The first mistake was obviously that the crackers were left out on a shelf in plain sight when almost every major newspaper and television station in the country was reporting on the massive recall of products made with peanut butter. The crackers being left on the shelves can be explained as an honest mistake, but what followed the discovery cannot be so easily justified.

When first questioned, Dining Services employees said the crackers had been removed from the shelves and then returned after Bistro Burnett received a memo that said the crackers were safe. Unfortunately, the employee could not recall who wrote the memo, where it came from or what happened to it.

Rick Flores, general manager of Dining Services has been slow to respond to Skiff reporters’ requests for information regarding whether any crackers were sold to students and if anyone reported an illness.

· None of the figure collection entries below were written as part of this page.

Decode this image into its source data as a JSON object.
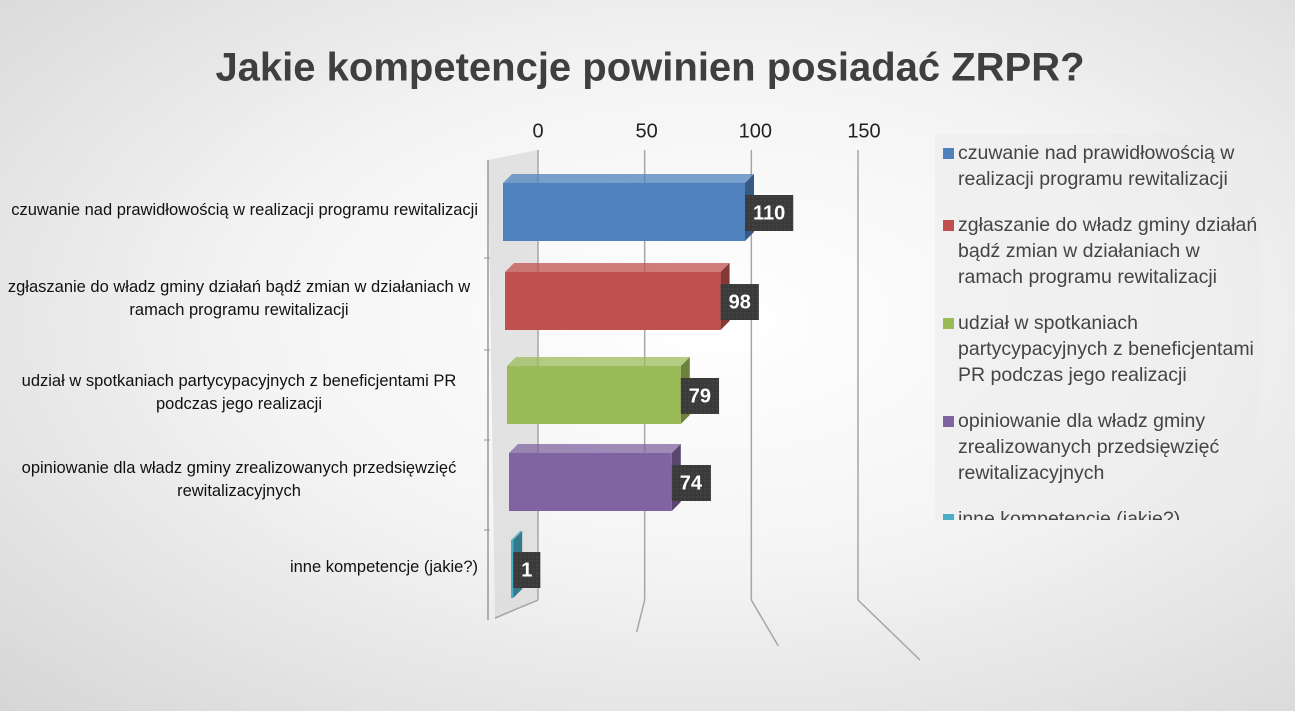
{
  "chart_data": {
    "type": "bar3d_horizontal",
    "title": "Jakie kompetencje powinien posiadać ZRPR?",
    "categories": [
      "czuwanie nad prawidłowością w realizacji programu rewitalizacji",
      "zgłaszanie do władz gminy działań bądź zmian w działaniach w ramach programu rewitalizacji",
      "udział w spotkaniach partycypacyjnych z beneficjentami PR podczas jego realizacji",
      "opiniowanie dla władz gminy zrealizowanych przedsięwzięć rewitalizacyjnych",
      "inne kompetencje (jakie?)"
    ],
    "values": [
      110,
      98,
      79,
      74,
      1
    ],
    "colors": [
      "#4f81bd",
      "#c0504d",
      "#9bbb59",
      "#8064a2",
      "#4bacc6"
    ],
    "xlim": [
      0,
      150
    ],
    "xticks": [
      0,
      50,
      100,
      150
    ],
    "grid": true,
    "legend": "right"
  }
}
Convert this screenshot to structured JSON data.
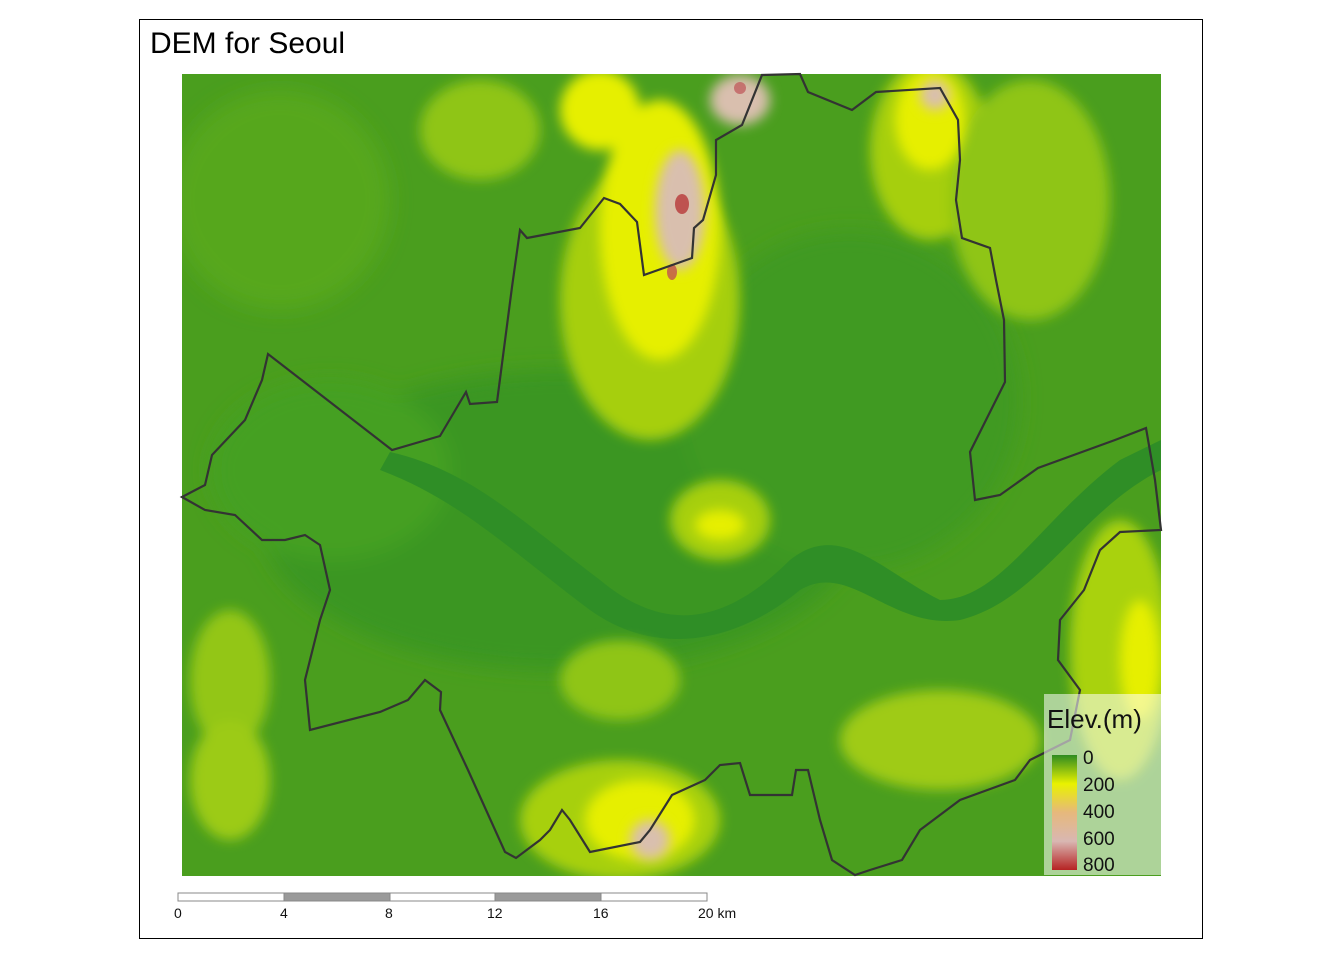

Also, no information was distributed to students or faculty who might have purchased the crackers via e-mail or otherwise after the problem was discovered.

It’s a good thing that the department is willing to re-evaluate what steps can be taken to prevent this from happening again, but it is equally important to re-evaluate the way things are handled in the aftermath of a mistake.

The university community places its trust in Dining Services every day, and an important aspect of that trust is not only that the food we purchase is safe to eat, but also that we can depend on them to let us know immediately if, for whatever reason, it is not.

Opinion editor Katie Martinez for the editorial board.